Condition Monitoring for the Roller Bearings of Wind Turbines under Variable Working Conditions Based on the Fisher Score and Permutation Entropy

Abstract

Condition monitoring is used to assess the reliability and equipment efficiency of wind turbines. Feature extraction is an essential preprocessing step to achieve a high level of performance in condition monitoring. However, the fluctuating conditions of wind turbines usually cause sudden variations in the monitored features, which may lead to an inaccurate prediction and maintenance schedule. In this scenario, this article proposed a novel methodology to detect the multiple levels of faults of rolling bearings in variable operating conditions. First, signal decomposition was carried out by variational mode decomposition (VMD).
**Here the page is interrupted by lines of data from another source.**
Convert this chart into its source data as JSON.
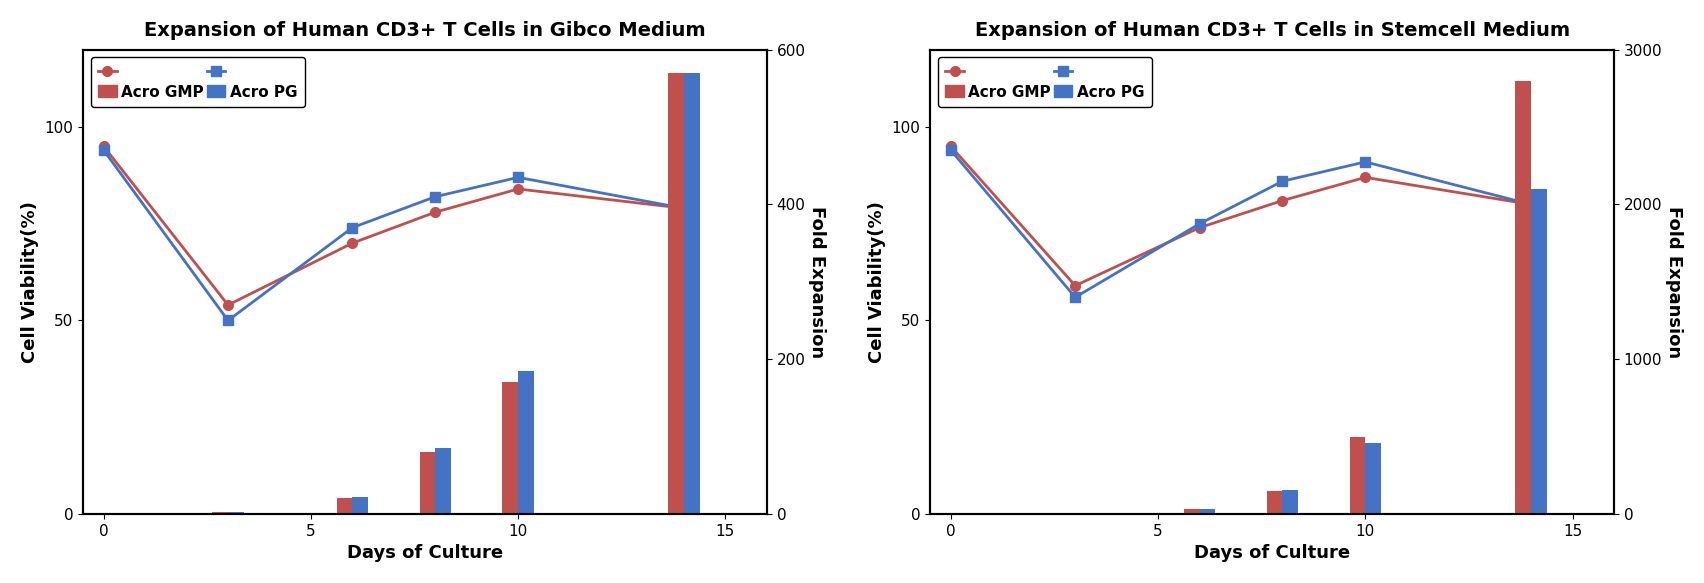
{
  "chart1": {
    "title": "Expansion of Human CD3+ T Cells in Gibco Medium",
    "line_days": [
      0,
      3,
      6,
      8,
      10,
      14
    ],
    "gmp_viability": [
      95,
      54,
      70,
      78,
      84,
      79
    ],
    "pg_viability": [
      94,
      50,
      74,
      82,
      87,
      79
    ],
    "bar_days": [
      3,
      6,
      8,
      10,
      14
    ],
    "gmp_fold": [
      2,
      20,
      80,
      170,
      570
    ],
    "pg_fold": [
      2,
      22,
      85,
      185,
      570
    ],
    "right_ylim": [
      0,
      600
    ],
    "right_yticks": [
      0,
      200,
      400,
      600
    ]
  },
  "chart2": {
    "title": "Expansion of Human CD3+ T Cells in Stemcell Medium",
    "line_days": [
      0,
      3,
      6,
      8,
      10,
      14
    ],
    "gmp_viability": [
      95,
      59,
      74,
      81,
      87,
      80
    ],
    "pg_viability": [
      94,
      56,
      75,
      86,
      91,
      80
    ],
    "bar_days": [
      3,
      6,
      8,
      10,
      14
    ],
    "gmp_fold": [
      2,
      30,
      150,
      500,
      2800
    ],
    "pg_fold": [
      2,
      32,
      155,
      460,
      2100
    ],
    "right_ylim": [
      0,
      3000
    ],
    "right_yticks": [
      0,
      1000,
      2000,
      3000
    ]
  },
  "shared": {
    "left_ylim": [
      0,
      120
    ],
    "left_yticks": [
      0,
      50,
      100
    ],
    "xlim": [
      -0.5,
      16
    ],
    "xticks": [
      0,
      5,
      10,
      15
    ],
    "ylabel_left": "Cell Viability(%)",
    "ylabel_right": "Fold Expansion",
    "xlabel": "Days of Culture",
    "gmp_color": "#C0504D",
    "pg_color": "#4472C4",
    "bar_width": 0.38,
    "line_lw": 2.0,
    "marker_size": 7,
    "legend_gmp": "Acro GMP",
    "legend_pg": "Acro PG",
    "title_fontsize": 14,
    "label_fontsize": 13,
    "tick_fontsize": 11,
    "legend_fontsize": 11
  }
}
Second, the statistical features were calculated and extracted in the time domain. Meanwhile, a permutation entropy analysis was conducted to estimate the complexity of the vibrational signal in the time series. Next, feature selection techniques were applied to achieve improved identification accuracy and reduce the computational burden. Finally, the ranked feature vectors were fed into machine learning algorithms for the classification of the bearing defect status. In particular, the proposed method was performed over a wide range of working regions to simulate the operational conditions of wind turbines. Comprehensive experimental investigations were employed to evaluate the performance and effectiveness of the proposed method.